Okay so it's been like 3 weeks since my last post and I want to apologize to all of you, my adoring fans, for making you wait so long for your next awesomeness hit. The last few weeks have been busy ones, what with all of the video games I've been playing. I had three new games to get to - and those games weren't going to play themselves, you know. But I've finally gotten bored with those games, so here I am.* And yes, it is blog post time.
In this blog post, I have a number of serious and thought-provoking questions and situations** to pose to my readers. The first has to do with one of the greatest movie villains of all time. This villain has stood the test of time - he originated in a movie in 1977 and children today still tremble with fear at the mention of his name.*** This villain's greatest line is spoofed in every movie that includes a son who doesn't know the identity of his father. This villain...*pauses for dramatic effect...doesn't work since this is text and not spoken word*...is Mr. Freeze.† Oh wait, no. Darth Vader. This villain is Darth Vader.
Up until four years ago, Darth Vader was that scary guy who wore a mask to cover up his ugly (not-so-scary) egg head and who breathed while talking.†† But then, four years ago, the story of how an innocent boy††† turned into this greatly-feared man who could breathe while speaking‡ was revealed. I was watching this movie recently (on the way back from my cruise vacation) and began to get angry at Aanakin for not seeing through Sidious' lies. As I watched the movie, it became quite apparent to me that this Palpatine guy was very obviously Satan. I mean, come on. The guy spent more of his time telling half-truths and straight up lies than President Obama, for crying out loud! But then, thanks to a point made by my brother, Matt, I realized something. This poor freakin' guy's only crime was ditching the Jedi for Natalie Portman. Here's my first question for this blog post: what living male would not ditch the Jedi for Natalie Portman?! Guys, I have some bad news. Were any of us put into the same situation, we'd all be Darth Vader. Seriously, though, if Mace Windu got all up in my face and was like "It's us or her" I'd throw up two fingers on each hand and be like "Peace, homies." No hesitation or contemplation needed. And any man who tells you otherwise is probably lying. And now we move on to question two:
This one actually came to mind today. In the movie The Matrix,‡‡ the characters have to get to a phone in order to get out of The Matrix. This leads to a number of intense scenes where the characters have to race against the bad guys to get to the phone. If the bad guys get to them first, they die. If the bad guys get to the phone first and destroy it, our good guys are forced to run to another phone. All of this was incredibly intense and awesome while watching the movie, of course, but today a question that should have hit me long ago hit me:**** have these people never heard of cell phones?! They even carried them around with them all the time to talk with the operator dude! Think about how much easier it would make things:
Trinity: "Oh snap, operator guy, I need to get out of the Matrix."
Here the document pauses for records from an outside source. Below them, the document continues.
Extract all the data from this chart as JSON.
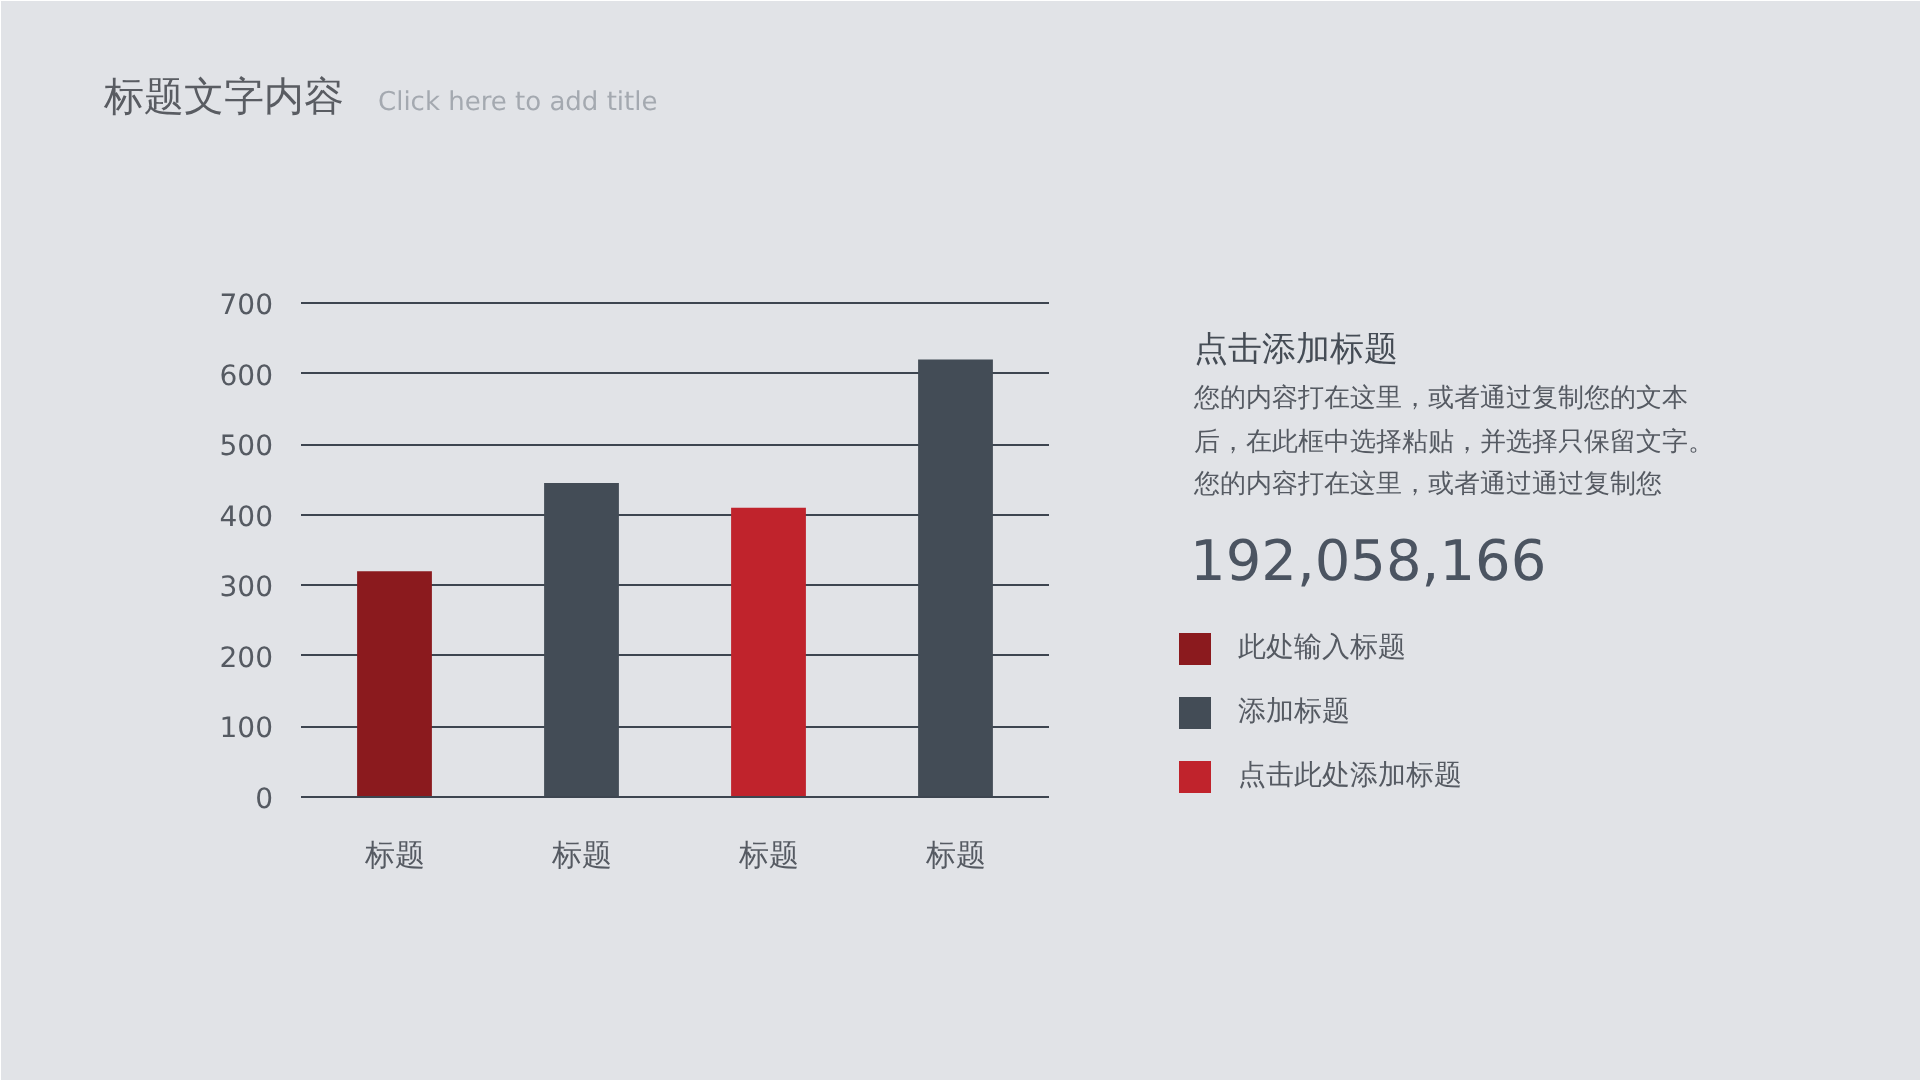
{
  "chart_data": {
    "type": "bar",
    "title": "标题文字内容",
    "subtitle": "Click here to add title",
    "categories": [
      "标题",
      "标题",
      "标题",
      "标题"
    ],
    "series": [
      {
        "name": "此处输入标题",
        "color": "#8b1a1e",
        "values": [
          320,
          null,
          null,
          null
        ]
      },
      {
        "name": "添加标题",
        "color": "#434c56",
        "values": [
          null,
          445,
          null,
          620
        ]
      },
      {
        "name": "点击此处添加标题",
        "color": "#c0232c",
        "values": [
          null,
          null,
          410,
          null
        ]
      }
    ],
    "ylim": [
      0,
      700
    ],
    "yticks": [
      0,
      100,
      200,
      300,
      400,
      500,
      600,
      700
    ],
    "grid": "y",
    "legend": "right",
    "annotations": [
      "点击添加标题",
      "您的内容打在这里，或者通过复制您的文本",
      "后，在此框中选择粘贴，并选择只保留文字。",
      "您的内容打在这里，或者通过通过复制您",
      "192,058,166"
    ]
  }
}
Link: "Oh no problem, just hang up and I'll call you right back."
See how much easier that is?! No running to random phones that are always placed in the most inconvenient locations††††, no having to dodge bullets‡‡‡‡, and definitely no races against stupid agents who want to crush you while you're getting to the phone. And don't come telling me anything about how cell phones won't work and how it needs to be a landline or something. Cuz that's just a cop-out that the Wachowski brothers took to add more suspense to the movie.
Okay, so I'm done. And just a quick plea for help here: I find it quite difficult coming up with things to cover in these blog posts. I have no idea why that is difficult for me, seeing as it's never anything as serious as a heart attack,††††† but if any of you think of anything you think would be humorous, please message me.
*Not that my fans are second to video games or anything. *Gets nervous, chuckles.* I...I love you guys? *Begins dodging tomatoes.*
**If you still have to be told that statements like these are misleading, there's something wrong.
***Okay, so I'm the only person I know who actually trembles at the mention of his name, but misery loves company so shut up. Kids still recognize him, so I'm right.
†Teehee, Mr. Freeze. Seriously, could anyone come up with a lamer movie villain? "Iceto see you"?? Really? And who on Earth decided that Arnold Schwar.....uh....whatever...was a good actor??
††Which, by the way, is something that I want to perfect. How cool would I be if I could breathe and talk at the same time?? Don't lie, you think it'd be awesome, too.
†††Who, incidentally, is another person who can't act.
‡I am really hung up on this.
‡‡If you haven't seen The Matrix, this is not okay. You know the drill by this point: finish reading my blog post, maybe leave a comment,‡‡‡ then go rent the movie and watch it immediately. Classes, homework, a job, funerals, etc. are still not valid excuses.
‡‡‡Go ahead and leave a comment.
****REDUNANCYYYYYY.
††††I.E. The one direction that would put Agent Smith in your path.
‡‡‡‡Figuratively speaking, of course. Neo's the only one***** who can dodge bullets for real.
*****Teehee, get it? One? Cuz....cuz he's....the one? Okay I'm lame.
†††††Incorrect usage of the phrase "serious as a heart attack."